Colum McCann is one of the most prominent writers, intellectuals, educators and philanthropists of our time. He has published multiple novels and short story collections, garnering numerous awards including the 2009 National Book Award for his novel Let the Great World Spin.
Apeirogon, McCann’s latest novel, is a powerful, timely force of a book. The title derives from Attic Greek verbiage, and is both a geometric and philosophical term for the concept of an infinitely-sided polygon. The driving narrative is based around the true story of two grieving fathers, one Israeli, the other Palestinian. Both men have lost daughters, one killed by an Israeli soldier, one by a Palestinian suicide bomber. The two fathers forge an unlikely but unbreakable brotherhood, eventually traveling the world together to share their stories and experiences.

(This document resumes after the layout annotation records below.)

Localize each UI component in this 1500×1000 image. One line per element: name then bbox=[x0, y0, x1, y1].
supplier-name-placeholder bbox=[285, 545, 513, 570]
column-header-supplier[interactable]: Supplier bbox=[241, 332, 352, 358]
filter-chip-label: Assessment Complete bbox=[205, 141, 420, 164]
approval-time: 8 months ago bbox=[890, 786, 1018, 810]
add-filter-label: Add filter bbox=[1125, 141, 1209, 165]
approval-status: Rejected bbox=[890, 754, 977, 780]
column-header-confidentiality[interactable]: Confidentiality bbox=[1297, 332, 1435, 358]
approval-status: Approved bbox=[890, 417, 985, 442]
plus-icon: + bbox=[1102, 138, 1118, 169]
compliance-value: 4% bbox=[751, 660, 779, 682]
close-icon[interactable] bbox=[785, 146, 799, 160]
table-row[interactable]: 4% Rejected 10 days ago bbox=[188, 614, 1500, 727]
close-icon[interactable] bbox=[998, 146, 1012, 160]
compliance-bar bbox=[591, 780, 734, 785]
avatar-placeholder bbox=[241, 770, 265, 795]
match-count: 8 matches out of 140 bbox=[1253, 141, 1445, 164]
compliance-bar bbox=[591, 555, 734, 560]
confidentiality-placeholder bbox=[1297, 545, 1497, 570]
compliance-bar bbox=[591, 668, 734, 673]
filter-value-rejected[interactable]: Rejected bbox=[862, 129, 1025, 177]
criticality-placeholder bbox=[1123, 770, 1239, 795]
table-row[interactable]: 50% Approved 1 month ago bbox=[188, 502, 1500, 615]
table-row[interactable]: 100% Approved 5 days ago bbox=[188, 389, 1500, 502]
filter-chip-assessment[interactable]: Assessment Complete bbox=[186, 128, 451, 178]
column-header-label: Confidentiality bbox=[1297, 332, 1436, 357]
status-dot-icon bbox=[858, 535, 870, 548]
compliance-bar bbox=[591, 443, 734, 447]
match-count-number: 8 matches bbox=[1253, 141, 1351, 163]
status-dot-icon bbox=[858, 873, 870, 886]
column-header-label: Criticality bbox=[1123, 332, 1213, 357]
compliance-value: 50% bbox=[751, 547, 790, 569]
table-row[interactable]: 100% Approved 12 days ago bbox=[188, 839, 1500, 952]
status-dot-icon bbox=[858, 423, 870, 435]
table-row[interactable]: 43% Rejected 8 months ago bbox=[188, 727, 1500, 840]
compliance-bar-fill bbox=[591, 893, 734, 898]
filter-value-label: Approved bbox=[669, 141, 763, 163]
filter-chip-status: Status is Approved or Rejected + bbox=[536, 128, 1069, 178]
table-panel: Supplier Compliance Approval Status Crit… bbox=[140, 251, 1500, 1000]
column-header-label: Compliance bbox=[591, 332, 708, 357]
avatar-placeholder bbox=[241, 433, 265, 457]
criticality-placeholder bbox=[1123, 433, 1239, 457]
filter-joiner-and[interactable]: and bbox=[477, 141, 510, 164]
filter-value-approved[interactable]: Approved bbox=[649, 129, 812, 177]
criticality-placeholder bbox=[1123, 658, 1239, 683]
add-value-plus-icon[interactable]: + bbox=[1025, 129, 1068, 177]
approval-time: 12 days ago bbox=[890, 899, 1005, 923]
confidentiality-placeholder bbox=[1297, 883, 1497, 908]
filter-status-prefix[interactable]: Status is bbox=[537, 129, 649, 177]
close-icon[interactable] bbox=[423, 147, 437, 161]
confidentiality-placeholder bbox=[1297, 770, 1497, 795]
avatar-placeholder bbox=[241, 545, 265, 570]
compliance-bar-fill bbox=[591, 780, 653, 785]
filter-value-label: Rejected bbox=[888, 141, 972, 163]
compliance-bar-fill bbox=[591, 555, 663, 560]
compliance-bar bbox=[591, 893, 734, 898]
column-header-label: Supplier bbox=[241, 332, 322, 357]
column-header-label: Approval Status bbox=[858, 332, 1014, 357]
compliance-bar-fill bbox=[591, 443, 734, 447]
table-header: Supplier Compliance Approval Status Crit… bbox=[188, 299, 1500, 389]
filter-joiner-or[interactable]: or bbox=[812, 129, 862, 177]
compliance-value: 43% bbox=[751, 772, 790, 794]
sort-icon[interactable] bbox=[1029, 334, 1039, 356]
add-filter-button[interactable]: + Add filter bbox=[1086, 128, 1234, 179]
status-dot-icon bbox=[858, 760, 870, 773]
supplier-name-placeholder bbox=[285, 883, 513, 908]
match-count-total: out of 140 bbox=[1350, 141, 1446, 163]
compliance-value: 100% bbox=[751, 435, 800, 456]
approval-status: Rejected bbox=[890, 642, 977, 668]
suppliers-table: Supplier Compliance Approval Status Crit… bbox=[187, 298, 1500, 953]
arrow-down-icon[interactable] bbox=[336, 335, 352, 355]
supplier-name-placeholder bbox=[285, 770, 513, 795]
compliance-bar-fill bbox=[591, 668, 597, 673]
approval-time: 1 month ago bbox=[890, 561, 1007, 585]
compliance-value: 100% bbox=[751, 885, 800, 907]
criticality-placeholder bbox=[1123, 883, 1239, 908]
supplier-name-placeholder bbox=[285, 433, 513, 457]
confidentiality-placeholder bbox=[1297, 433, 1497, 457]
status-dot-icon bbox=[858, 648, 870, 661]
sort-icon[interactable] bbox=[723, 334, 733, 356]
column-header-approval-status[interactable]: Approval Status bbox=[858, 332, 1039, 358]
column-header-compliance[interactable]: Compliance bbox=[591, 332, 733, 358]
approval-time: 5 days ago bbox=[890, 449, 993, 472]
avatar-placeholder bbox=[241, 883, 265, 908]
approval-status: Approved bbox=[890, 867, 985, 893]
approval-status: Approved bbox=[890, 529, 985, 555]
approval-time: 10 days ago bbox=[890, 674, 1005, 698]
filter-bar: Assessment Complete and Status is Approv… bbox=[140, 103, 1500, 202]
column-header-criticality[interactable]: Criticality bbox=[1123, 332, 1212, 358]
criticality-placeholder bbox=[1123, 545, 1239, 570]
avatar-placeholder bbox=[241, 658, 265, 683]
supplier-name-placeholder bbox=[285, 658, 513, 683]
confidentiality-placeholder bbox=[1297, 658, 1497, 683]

The novel is a compilation of both literal and figurative snapshots presented in 1,001 short, aphoristic fragments. Some are only a sentence long, others cover a few pages, while others still are poignant, relevant black and white photographs and imagery. Some fragments are repeated in order to emphasize and highlight McCann’s philosophical Nous (intellect). The numerical choice of 1,001 is a direct homage to A Thousand and One Arabian Nights, and McCann alludes to the vast mythological work throughout Apeirogon. Collectively, these shorter pieces of text and imagery create a literary slideshow of sorts, providing a history of the two fathers; who they were before they lost their daughters, how they overcame their loss to become what they are today.
Peppered throughout the main narrative are historical facts and mythological tales, These are necessary, illuminating threads from a regional tapestry that is bloody but astoundingly beautiful, immensely complicated and convoluted. The further I read through Apeirogon, the less it felt like reading a book. Instead, it was as if I was participating in a collection of memories and histories from a different perspective of human understanding and emotion. It was simply transcendent, an experience that needed to be felt, that couldn’t be wholly depicted with words on a page.
And this, I humbly submit, is McCann’s full intention.
Collective consciousness to overcome conflict, to promote understanding and peace. McCann uses this multitude of separate daily lives, histories and mythologies, and creates the literary visual of an Apeirogon to better understand humanity. Everyone is connected, humanity is a vast web of connected, shared existence; an infinitely-sided, yet countable entity. The capacity to understand the grief of another is only impeded by our own constructs. Perhaps–and maybe McCann would agree with this–a visualization of connectivity will help us take that step towards the removal of the arbitrary divisions we impose on ourselves.